Lower-dimensional projections of cellular expression improves cell type classification from single-cell RNA sequencing by Muhammad Umar, Muhammad Asif, Arif Mahmood https://arxiv.org/abs/2410.09964

Caption: This figure illustrates the EnProCell workflow. It shows the process of generating ensembled projections from gene expression data using MDA and PCA (a-d), followed by training a deep neural network for cell type classification (e-h). This approach leverages both unsupervised and supervised dimensionality reduction for improved cell type identification in scRNA-seq data.

Single-cell RNA sequencing (scRNA-seq) has revolutionized our understanding of cellular heterogeneity, but accurate cell type identification remains challenging due to high dimensionality and data sparsity. Current methods often rely on unsupervised dimensionality reduction like PCA, which may not optimally separate cell types. This paper introduces EnProCell, a reference-based method leveraging both unsupervised and supervised dimensionality reduction for improved cell type classification.

EnProCell operates in two phases. First, it computes lower-dimensional projections capturing high variance and class separability by ensembling PCA with Multiple Discriminant Analysis (MDA). MDA maximizes inter-class scatter while minimizing intra-class scatter, improving cell type separation in lower-dimensional space. The ensembled components are represented by S_mj = [VU] (V: MDA components, U: PCA components). This projects scRNA-seq data into a lower-dimensional space using P_nj = X_nm * S_mj (X_nm: gene expression matrix). Second, EnProCell trains a deep neural network (autoencoder-like architecture) on this representation to classify cell types, using ReLU activation for hidden layers, softmax for the output layer, and minimizing cross-entropy loss.

EnProCell was evaluated on six datasets from different scRNA-seq technologies, compared to ACTINN, CaSTLe, SingleR, and scPred. For intra-dataset classification, EnProCell consistently outperformed others (accuracy: 98.91%, F1 score: 98.64%). It also excelled in inter-dataset classification (accuracy: 99.52%, F1 score: 99.07%). Varying the number of principal components showed that including PCA components generally improved performance, especially in intra-dataset classification. A five-layer autoencoder-like structure performed best. These results suggest that incorporating class information during dimensionality reduction leads to more discriminative features. EnProCell's robustness across datasets and technologies highlights its broad applicability. Beyond accuracy, EnProCell is computationally efficient, making it promising for large-scale scRNA-seq studies.

Conclusion

This newsletter highlights significant advancements in applying machine learning to biological sequence analysis. The emphasis on explainable AI (xAI), as exemplified by the survey on multi-omics research, underscores the growing need for interpretability in complex models.
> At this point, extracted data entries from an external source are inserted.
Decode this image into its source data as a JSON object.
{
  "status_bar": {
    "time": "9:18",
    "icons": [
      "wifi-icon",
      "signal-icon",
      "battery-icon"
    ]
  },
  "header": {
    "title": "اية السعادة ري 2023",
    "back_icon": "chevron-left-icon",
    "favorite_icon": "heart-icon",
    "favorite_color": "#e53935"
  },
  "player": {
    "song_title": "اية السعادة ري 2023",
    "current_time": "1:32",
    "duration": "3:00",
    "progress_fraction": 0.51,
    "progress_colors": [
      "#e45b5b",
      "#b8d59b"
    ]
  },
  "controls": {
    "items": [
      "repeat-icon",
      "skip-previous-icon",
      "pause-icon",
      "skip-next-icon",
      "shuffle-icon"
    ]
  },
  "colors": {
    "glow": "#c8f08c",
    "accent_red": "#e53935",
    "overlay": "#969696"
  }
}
This theme resonates with the development of CAIRE, which tackles the challenging problem of causal inference in TCR repertoires, offering a potential breakthrough in understanding the adaptive immune system's role in disease. Similarly, BSM showcases the power of mixed-modal training for biological sequence models, achieving impressive performance with a compact architecture. The development of EnProCell for scRNA-seq analysis demonstrates how innovative dimensionality reduction techniques coupled with deep learning can significantly improve cell type classification. Finally, the application of machine learning in identifying GBC biomarkers exemplifies the potential of these techniques to accelerate disease research and improve clinical outcomes. These advancements collectively represent a significant step forward in leveraging the power of machine learning and bioinformatics to unlock the complexities of biological systems.